O Ministério Público Federal (PMF) divulgou, nesta segunda-feira
(10), o resultado do Dia D da Saúde Indígena realizado em dezembro do
ano passado. De acordo com o MPF, devido a várias reclamações dos índios
em relação a Casa de Apoio à Saúde Indígena (Casai) de Guajará-Mirim
(RO), o governo federal apresentou o cronograma para entrega do projeto
de reforma e ampliação da Casai. Também foi ajuizada uma ação civil
pública e seis recomendações aos órgãos responsáveis para garantir
direitos à saúde do índio.
As recomendações feitas pelo MPF levaram em consideração as
reclamações de vários grupos indígenas que utilizam a Casai de
Guajará-Mirim. Dentre as reclamações feitas antes do Dia D, estavam a falta de colchões, remédios, leitos e transporte. Na
época, o município dispunha de recurso superior a R$ 2,3 milhões para
aplicar em melhorias para a saúde indígena da região, mas que não tinham
sido realizadas por medo do prefeito em exercício, segundo o MPF.

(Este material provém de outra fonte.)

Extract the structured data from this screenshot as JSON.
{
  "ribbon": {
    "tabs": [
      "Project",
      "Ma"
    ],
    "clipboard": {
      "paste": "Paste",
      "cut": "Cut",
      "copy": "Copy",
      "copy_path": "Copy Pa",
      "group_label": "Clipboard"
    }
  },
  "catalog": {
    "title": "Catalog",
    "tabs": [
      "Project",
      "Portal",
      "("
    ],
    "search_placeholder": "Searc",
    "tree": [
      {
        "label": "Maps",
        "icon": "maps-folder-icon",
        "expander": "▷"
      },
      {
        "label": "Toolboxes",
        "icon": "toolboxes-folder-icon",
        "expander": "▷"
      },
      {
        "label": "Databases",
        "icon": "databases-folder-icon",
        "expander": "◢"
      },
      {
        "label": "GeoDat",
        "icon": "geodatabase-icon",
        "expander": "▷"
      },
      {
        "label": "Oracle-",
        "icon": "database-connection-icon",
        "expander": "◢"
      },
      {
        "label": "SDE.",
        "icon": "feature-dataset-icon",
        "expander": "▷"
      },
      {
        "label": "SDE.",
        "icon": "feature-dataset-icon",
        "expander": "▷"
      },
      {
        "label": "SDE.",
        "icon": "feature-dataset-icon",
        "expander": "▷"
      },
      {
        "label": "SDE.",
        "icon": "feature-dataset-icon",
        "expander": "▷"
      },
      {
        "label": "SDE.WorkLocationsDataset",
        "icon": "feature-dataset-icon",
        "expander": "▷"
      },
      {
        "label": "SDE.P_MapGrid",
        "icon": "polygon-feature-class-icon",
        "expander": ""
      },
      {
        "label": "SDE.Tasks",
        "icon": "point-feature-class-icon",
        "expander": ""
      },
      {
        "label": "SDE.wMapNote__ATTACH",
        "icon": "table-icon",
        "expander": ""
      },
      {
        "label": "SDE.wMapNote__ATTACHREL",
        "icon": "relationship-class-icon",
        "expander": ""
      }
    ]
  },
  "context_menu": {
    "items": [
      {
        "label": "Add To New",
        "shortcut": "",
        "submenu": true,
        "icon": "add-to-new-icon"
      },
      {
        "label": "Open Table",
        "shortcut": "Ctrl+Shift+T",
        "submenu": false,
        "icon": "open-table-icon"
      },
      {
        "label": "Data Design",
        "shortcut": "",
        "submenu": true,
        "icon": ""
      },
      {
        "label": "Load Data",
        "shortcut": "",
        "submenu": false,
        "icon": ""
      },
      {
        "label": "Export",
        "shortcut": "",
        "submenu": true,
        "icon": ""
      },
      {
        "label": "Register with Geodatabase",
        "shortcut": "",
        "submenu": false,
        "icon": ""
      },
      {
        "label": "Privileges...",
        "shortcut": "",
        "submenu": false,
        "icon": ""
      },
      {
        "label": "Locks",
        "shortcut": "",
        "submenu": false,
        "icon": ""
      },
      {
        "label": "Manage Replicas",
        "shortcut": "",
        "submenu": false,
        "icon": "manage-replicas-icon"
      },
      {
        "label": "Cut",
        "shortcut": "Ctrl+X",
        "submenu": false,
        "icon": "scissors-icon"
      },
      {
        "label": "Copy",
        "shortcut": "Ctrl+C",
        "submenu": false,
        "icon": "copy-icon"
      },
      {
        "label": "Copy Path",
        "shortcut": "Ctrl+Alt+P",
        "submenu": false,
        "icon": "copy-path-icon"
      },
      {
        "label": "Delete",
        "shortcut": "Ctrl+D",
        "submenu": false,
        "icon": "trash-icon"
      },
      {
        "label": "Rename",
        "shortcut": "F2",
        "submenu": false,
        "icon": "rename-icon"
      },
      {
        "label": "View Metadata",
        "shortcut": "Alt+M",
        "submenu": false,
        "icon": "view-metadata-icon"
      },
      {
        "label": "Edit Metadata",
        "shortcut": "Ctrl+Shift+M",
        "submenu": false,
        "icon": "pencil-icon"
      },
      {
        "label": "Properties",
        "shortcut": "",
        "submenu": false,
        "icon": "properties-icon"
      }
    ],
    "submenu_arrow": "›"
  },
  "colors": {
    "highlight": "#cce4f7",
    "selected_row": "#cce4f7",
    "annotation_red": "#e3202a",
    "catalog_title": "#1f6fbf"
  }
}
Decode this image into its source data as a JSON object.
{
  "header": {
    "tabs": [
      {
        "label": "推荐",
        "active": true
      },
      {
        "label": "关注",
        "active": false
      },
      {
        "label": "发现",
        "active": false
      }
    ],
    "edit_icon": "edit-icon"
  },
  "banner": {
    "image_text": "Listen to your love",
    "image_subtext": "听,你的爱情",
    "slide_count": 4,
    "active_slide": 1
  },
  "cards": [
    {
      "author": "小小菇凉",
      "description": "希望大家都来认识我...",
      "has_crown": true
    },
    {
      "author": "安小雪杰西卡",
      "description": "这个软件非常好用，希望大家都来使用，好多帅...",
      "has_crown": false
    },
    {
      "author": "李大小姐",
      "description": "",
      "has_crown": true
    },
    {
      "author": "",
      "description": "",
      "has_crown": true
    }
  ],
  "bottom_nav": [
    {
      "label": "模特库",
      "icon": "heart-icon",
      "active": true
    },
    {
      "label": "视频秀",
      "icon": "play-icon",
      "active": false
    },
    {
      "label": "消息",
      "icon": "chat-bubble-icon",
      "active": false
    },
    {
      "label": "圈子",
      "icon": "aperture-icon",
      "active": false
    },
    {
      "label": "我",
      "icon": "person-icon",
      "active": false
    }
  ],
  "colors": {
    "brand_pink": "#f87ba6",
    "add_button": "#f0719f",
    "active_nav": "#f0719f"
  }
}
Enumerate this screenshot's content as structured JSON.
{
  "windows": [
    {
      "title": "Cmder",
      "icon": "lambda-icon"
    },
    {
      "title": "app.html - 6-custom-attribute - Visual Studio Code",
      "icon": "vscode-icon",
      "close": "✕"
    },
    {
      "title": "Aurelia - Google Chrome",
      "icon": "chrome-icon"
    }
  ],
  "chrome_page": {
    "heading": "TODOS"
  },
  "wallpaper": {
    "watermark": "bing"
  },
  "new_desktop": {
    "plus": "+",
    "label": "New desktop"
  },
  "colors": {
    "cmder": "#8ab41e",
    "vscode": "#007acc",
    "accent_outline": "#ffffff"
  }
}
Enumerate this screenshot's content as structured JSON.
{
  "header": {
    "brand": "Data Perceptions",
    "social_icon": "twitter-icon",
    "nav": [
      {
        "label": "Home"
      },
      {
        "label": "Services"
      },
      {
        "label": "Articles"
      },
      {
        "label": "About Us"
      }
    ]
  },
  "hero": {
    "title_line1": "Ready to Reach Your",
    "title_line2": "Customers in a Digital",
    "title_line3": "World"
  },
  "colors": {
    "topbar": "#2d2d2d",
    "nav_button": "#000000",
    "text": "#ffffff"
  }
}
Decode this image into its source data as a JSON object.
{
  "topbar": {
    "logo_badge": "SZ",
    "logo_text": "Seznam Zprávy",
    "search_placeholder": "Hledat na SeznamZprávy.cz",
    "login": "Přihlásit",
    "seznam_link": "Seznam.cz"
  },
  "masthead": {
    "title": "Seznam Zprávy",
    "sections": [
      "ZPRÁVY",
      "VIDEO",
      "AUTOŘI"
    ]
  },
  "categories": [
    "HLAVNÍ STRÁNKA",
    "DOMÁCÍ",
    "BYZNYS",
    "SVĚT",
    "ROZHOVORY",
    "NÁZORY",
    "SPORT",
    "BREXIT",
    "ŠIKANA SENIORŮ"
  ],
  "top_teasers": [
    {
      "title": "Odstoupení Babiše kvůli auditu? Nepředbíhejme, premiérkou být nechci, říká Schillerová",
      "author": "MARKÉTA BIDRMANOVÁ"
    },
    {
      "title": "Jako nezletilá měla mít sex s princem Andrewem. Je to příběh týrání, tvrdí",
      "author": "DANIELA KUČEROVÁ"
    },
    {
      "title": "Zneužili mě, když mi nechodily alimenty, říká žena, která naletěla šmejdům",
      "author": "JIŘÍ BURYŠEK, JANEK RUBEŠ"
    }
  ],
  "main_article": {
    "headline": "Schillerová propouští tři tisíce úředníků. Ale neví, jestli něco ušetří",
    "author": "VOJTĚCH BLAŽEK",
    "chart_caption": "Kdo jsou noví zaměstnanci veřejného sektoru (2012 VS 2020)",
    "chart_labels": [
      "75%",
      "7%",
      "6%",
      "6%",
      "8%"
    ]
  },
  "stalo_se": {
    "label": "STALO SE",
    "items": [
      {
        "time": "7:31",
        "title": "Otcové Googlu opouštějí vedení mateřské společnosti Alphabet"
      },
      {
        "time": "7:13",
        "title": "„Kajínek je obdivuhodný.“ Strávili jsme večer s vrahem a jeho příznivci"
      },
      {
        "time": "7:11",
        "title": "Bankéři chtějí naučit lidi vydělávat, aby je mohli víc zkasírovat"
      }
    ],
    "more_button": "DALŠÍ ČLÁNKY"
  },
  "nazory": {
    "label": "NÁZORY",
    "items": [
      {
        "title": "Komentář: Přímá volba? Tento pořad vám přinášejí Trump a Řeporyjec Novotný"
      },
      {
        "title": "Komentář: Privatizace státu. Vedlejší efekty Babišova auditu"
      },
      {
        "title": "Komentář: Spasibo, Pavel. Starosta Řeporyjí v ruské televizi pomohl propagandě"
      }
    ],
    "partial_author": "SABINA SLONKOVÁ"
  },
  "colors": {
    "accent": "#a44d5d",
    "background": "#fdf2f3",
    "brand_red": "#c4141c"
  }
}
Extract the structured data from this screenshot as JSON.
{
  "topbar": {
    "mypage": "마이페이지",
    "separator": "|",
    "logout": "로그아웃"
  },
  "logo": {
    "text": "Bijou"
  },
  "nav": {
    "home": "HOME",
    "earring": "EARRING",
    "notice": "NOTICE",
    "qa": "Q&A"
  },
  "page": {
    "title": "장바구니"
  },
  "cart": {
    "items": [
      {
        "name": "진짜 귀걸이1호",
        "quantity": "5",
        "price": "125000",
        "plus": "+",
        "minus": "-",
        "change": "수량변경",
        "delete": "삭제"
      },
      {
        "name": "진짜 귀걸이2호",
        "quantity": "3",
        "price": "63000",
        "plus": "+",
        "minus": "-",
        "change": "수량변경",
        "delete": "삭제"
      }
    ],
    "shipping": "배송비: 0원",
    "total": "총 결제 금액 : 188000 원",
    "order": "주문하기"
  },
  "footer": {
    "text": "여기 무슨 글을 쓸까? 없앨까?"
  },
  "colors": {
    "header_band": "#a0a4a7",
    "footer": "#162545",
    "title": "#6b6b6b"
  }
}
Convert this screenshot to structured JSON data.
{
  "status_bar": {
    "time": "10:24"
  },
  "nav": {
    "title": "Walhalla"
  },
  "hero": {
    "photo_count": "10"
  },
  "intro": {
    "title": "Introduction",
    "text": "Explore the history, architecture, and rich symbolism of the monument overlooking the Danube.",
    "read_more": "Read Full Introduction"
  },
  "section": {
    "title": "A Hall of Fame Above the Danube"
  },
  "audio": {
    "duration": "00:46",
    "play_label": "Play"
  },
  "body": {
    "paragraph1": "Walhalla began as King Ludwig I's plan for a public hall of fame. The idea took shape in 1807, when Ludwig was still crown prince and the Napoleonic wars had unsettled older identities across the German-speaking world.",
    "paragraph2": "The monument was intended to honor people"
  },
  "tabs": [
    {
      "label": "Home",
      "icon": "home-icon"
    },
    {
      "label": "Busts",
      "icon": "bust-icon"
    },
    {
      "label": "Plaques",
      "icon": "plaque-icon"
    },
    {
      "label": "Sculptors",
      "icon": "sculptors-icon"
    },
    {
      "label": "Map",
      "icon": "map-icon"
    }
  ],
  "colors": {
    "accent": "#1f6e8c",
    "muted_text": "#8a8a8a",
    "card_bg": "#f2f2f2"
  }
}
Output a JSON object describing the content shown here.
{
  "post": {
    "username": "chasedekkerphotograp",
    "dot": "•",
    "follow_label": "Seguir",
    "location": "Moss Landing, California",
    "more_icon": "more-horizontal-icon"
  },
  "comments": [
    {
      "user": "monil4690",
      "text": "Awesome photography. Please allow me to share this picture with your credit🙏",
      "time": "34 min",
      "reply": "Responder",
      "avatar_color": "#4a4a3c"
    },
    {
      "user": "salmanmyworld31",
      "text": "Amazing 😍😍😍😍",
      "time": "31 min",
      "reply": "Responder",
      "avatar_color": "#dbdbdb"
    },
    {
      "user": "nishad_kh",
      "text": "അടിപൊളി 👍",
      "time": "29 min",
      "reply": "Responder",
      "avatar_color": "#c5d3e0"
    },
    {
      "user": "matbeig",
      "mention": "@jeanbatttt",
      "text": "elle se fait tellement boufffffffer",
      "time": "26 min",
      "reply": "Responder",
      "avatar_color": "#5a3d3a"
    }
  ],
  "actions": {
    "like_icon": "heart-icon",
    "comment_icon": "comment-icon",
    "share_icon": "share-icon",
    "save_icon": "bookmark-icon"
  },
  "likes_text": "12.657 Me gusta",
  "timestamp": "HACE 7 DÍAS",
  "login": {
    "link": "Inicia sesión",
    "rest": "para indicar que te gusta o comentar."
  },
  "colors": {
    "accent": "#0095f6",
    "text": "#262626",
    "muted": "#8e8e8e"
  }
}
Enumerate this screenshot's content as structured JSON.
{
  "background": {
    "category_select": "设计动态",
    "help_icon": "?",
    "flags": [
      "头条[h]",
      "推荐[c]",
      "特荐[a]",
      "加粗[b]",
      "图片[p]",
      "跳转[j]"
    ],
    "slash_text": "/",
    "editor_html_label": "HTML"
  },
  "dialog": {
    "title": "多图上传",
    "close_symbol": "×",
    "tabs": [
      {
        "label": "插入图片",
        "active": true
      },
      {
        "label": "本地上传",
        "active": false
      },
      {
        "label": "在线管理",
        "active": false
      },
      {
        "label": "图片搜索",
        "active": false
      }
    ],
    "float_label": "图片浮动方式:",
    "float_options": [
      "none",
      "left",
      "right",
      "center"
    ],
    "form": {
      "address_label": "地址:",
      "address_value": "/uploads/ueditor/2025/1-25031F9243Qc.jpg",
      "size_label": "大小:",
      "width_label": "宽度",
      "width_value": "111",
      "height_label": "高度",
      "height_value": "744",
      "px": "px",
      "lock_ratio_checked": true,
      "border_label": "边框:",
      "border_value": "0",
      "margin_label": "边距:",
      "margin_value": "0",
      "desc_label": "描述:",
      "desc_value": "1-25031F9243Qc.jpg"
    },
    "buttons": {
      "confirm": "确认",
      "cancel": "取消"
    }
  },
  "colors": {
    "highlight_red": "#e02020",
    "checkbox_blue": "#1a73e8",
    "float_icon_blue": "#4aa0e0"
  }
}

Por ser a união, o responsável por garantir os direitos indígenas, o
MPF recorreu à Justiça Federal. Seis meses após, o governo federal
entregou o cronograma de reforma e ampliação e durante a execução, caso
haja atraso injustificado, a união poderá ser multada. Além disso,
foram entregues dois veículos e dois barcos com motores de popa para
atendimento na área de saúde indígena.
A Casai de Guajará-Mirim atende uma população de mais de cinco mil
índios, divididos em 28 aldeias distribuídas ao longo das margens dos
rios Mamoré e Guaporé, Pacaas Novos e área terrestre que abrange uma
parte do município de Nova Mamoré.
Dentre as recomendações, o MPF cobrou atendimento à saúde na Terra
Indígena Tubarão Latundê, onde vivem os povos Aikanã e Massaká, onde o
Distrito Sanitário Especial Indígena (DSEI) de Vilhena deveria fazer
levantamento e cadastro dos indígenas da região de Vilhena e
Chupinguaia, que apresentam sintomas de leshmaniose, com o objetivo de
oferecer o tratamento adequado assim como a visita de uma equipe
odontológica.
Segundo o MPF, os índios que vivem fora das aldeias por não terem
terras demarcadas, também estão sendo atendidos, pois os DSEIs de Porto Velho e Vilhena afirmam que estão cumprindo o teor das recomendações para não discriminá-los.